Presidential Candidates and Health Care
Election year means a time of change. Change can be a great thing, especially in terms of health care, health insurance and many other factors impacting the PT field. One of my professors brought this topic up, so I thought a blog forum is a great opportunity to discuss the leading candidates and their stance on health care issues. (Got a lot of free time? Flip through the book Redefining Health Care by Michael Porter and Elizabeth Olmsted.)
Barack Obama's Plan
Obama has laid out an outline for a new national health plan, which includes: guaranteed eligibility, comprehensive benefits, simplified paperwork, easy enrollment, choice, quality and efficiency.
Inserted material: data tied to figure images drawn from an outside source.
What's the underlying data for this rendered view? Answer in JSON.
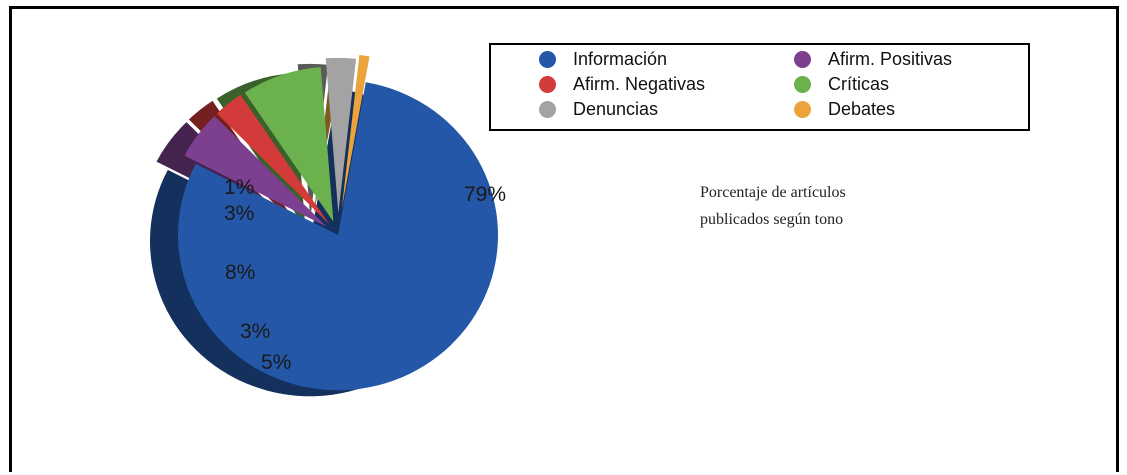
{
  "chart_data": {
    "type": "pie",
    "title_lines": [
      "Porcentaje de artículos",
      "publicados según tono"
    ],
    "legend_placement": "top-right",
    "slices": [
      {
        "name": "Información",
        "value": 79,
        "label": "79%",
        "color": "#2457a8"
      },
      {
        "name": "Afirm. Positivas",
        "value": 5,
        "label": "5%",
        "color": "#7d3f8f"
      },
      {
        "name": "Afirm. Negativas",
        "value": 3,
        "label": "3%",
        "color": "#d33a3a"
      },
      {
        "name": "Críticas",
        "value": 8,
        "label": "8%",
        "color": "#6bb14e"
      },
      {
        "name": "Denuncias",
        "value": 3,
        "label": "3%",
        "color": "#a3a3a3"
      },
      {
        "name": "Debates",
        "value": 1,
        "label": "1%",
        "color": "#eba43c"
      }
    ]
  }
}
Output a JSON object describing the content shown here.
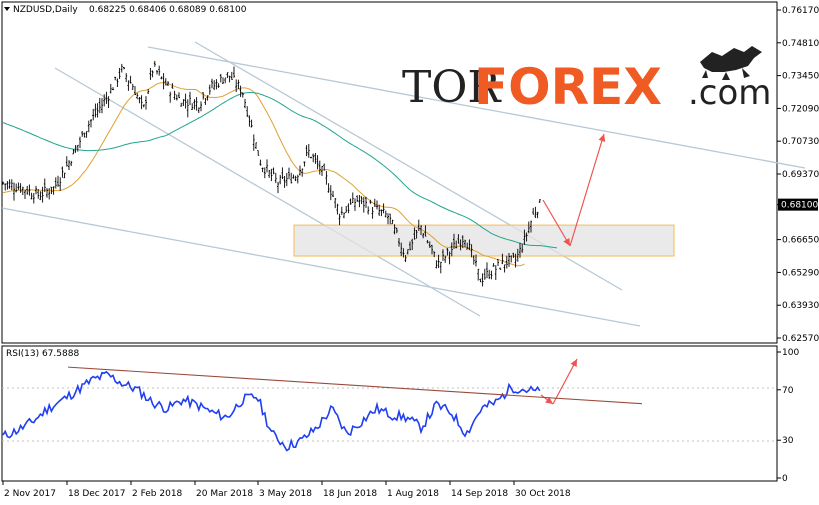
{
  "header": {
    "symbol": "NZDUSD,Daily",
    "ohlc": "0.68225 0.68406 0.68089 0.68100"
  },
  "logo": {
    "part1": "TOR",
    "part2": "FOREX",
    "part3": ".com",
    "icon": "bull-bear-icon"
  },
  "colors": {
    "bars": "#000000",
    "ma_fast": "#e0a030",
    "ma_slow": "#21a58f",
    "channel": "#b8c8d4",
    "zone_fill": "#e3e3e3",
    "zone_border": "#f5c46e",
    "forecast": "#ef5350",
    "rsi": "#1f3ff0",
    "rsi_trend": "#9b4a3a",
    "price_tag": "#000000",
    "logo_orange": "#f05a23"
  },
  "chart_data": [
    {
      "type": "line",
      "title": "NZDUSD,Daily",
      "subtitle": "0.68225 0.68406 0.68089 0.68100",
      "xlabel": "",
      "ylabel": "",
      "x_ticks": [
        "2 Nov 2017",
        "18 Dec 2017",
        "2 Feb 2018",
        "20 Mar 2018",
        "3 May 2018",
        "18 Jun 2018",
        "1 Aug 2018",
        "14 Sep 2018",
        "30 Oct 2018"
      ],
      "ylim": [
        0.6257,
        0.7617
      ],
      "y_ticks": [
        "0.76170",
        "0.74810",
        "0.73450",
        "0.72090",
        "0.70730",
        "0.69370",
        "0.68100",
        "0.66650",
        "0.65290",
        "0.63930",
        "0.62570"
      ],
      "last_price": "0.68100",
      "close_series": [
        [
          "2017-11-02",
          0.69
        ],
        [
          "2017-11-15",
          0.688
        ],
        [
          "2017-11-27",
          0.685
        ],
        [
          "2017-12-08",
          0.688
        ],
        [
          "2017-12-18",
          0.698
        ],
        [
          "2018-01-02",
          0.715
        ],
        [
          "2018-01-15",
          0.726
        ],
        [
          "2018-01-25",
          0.737
        ],
        [
          "2018-02-02",
          0.73
        ],
        [
          "2018-02-09",
          0.72
        ],
        [
          "2018-02-16",
          0.738
        ],
        [
          "2018-02-26",
          0.73
        ],
        [
          "2018-03-08",
          0.724
        ],
        [
          "2018-03-20",
          0.723
        ],
        [
          "2018-03-28",
          0.729
        ],
        [
          "2018-04-10",
          0.735
        ],
        [
          "2018-04-20",
          0.728
        ],
        [
          "2018-05-03",
          0.698
        ],
        [
          "2018-05-15",
          0.69
        ],
        [
          "2018-05-28",
          0.693
        ],
        [
          "2018-06-06",
          0.703
        ],
        [
          "2018-06-18",
          0.692
        ],
        [
          "2018-06-28",
          0.677
        ],
        [
          "2018-07-10",
          0.683
        ],
        [
          "2018-07-20",
          0.68
        ],
        [
          "2018-08-01",
          0.676
        ],
        [
          "2018-08-13",
          0.66
        ],
        [
          "2018-08-24",
          0.672
        ],
        [
          "2018-09-05",
          0.656
        ],
        [
          "2018-09-14",
          0.662
        ],
        [
          "2018-09-24",
          0.668
        ],
        [
          "2018-10-05",
          0.65
        ],
        [
          "2018-10-12",
          0.653
        ],
        [
          "2018-10-22",
          0.657
        ],
        [
          "2018-10-30",
          0.658
        ],
        [
          "2018-11-05",
          0.666
        ],
        [
          "2018-11-12",
          0.678
        ],
        [
          "2018-11-16",
          0.681
        ]
      ],
      "moving_averages": [
        {
          "name": "",
          "color": "#e0a030"
        },
        {
          "name": "",
          "color": "#21a58f"
        }
      ],
      "annotations": [
        "support-resistance zone 0.6655–0.6725",
        "descending trend channel",
        "forecast: pullback then rise"
      ],
      "grid": false,
      "legend": "none"
    },
    {
      "type": "line",
      "title": "RSI(13) 67.5888",
      "ylim": [
        0,
        100
      ],
      "y_ticks": [
        "100",
        "70",
        "30",
        "0"
      ],
      "levels": [
        70,
        30
      ],
      "last_value": 67.5888,
      "series": [
        {
          "name": "",
          "values": [
            33,
            38,
            45,
            55,
            62,
            70,
            78,
            82,
            75,
            70,
            60,
            55,
            62,
            58,
            52,
            48,
            62,
            65,
            35,
            25,
            30,
            40,
            55,
            35,
            45,
            55,
            50,
            48,
            40,
            58,
            52,
            35,
            55,
            60,
            72,
            70,
            68
          ]
        }
      ],
      "annotations": [
        "descending RSI trend line broken",
        "forecast: retest then rise"
      ],
      "grid": false,
      "legend": "none"
    }
  ]
}
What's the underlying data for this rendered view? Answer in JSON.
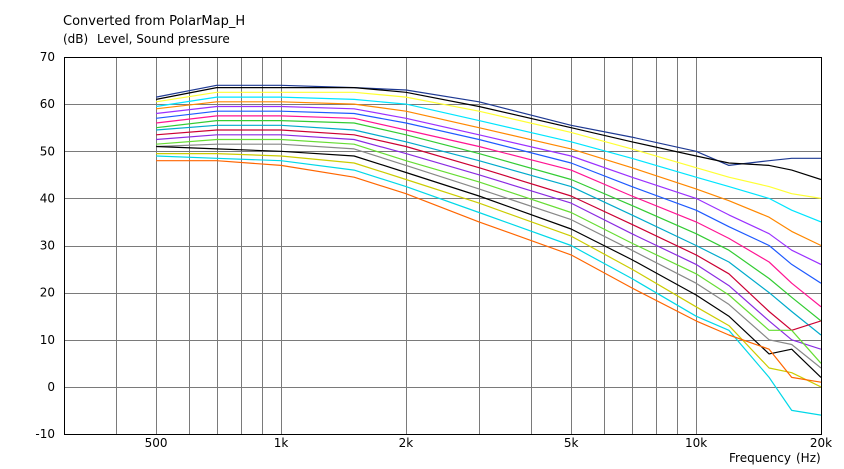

Furthermore, Obama's plan includes a National Health Insurance Exchange for people who wish to purchase a private insurance plan.
Obama's Website says he plans to "lower costs by modernizing the U.S. Health Care System." This includes reducing costs of illnesses, helping patients (there are many details here), ensuring providers deliver quality care, lowering costs by increasing competition in the insurance and drug markets, etc.
John McCain's Plan
John McCain believes the key to health care reform is to restore control to the patients themselves, making it easier for individuals and families to obtain insurance. His reforms include the tax code to offer more choices beyond employer-based health insurance coverage and making insurance more portable (from job-to-job). John McCain encourages expanding the benefits of health savings accounts (HSAs) for families.
In terms of lowering health care costs, McCain lists these details: lowering drug prices, providing quality/cheaper care for chronic disease, promoting coordinated care, expanding access to health care, greater use of IT to reduce costs, etc.
My take on this: I like the idea of HSA in McCain's plan, something Michael Porter also supported in his book. It's interesting that Obama remarks on lowering costs by increasing competition, but he doesn't include competition between health care providers-which is where the high cost problems were initiated! (Michael Porter's book discusses competition between providers to lower costs.) Obama's national health care plan scares me a bit, because I don't want to see our country's health care plan turn into a universal health care nightmare, although I do like his plan to simplify paperwork and make enrollments easier.
What do you think? How will this change how you vote?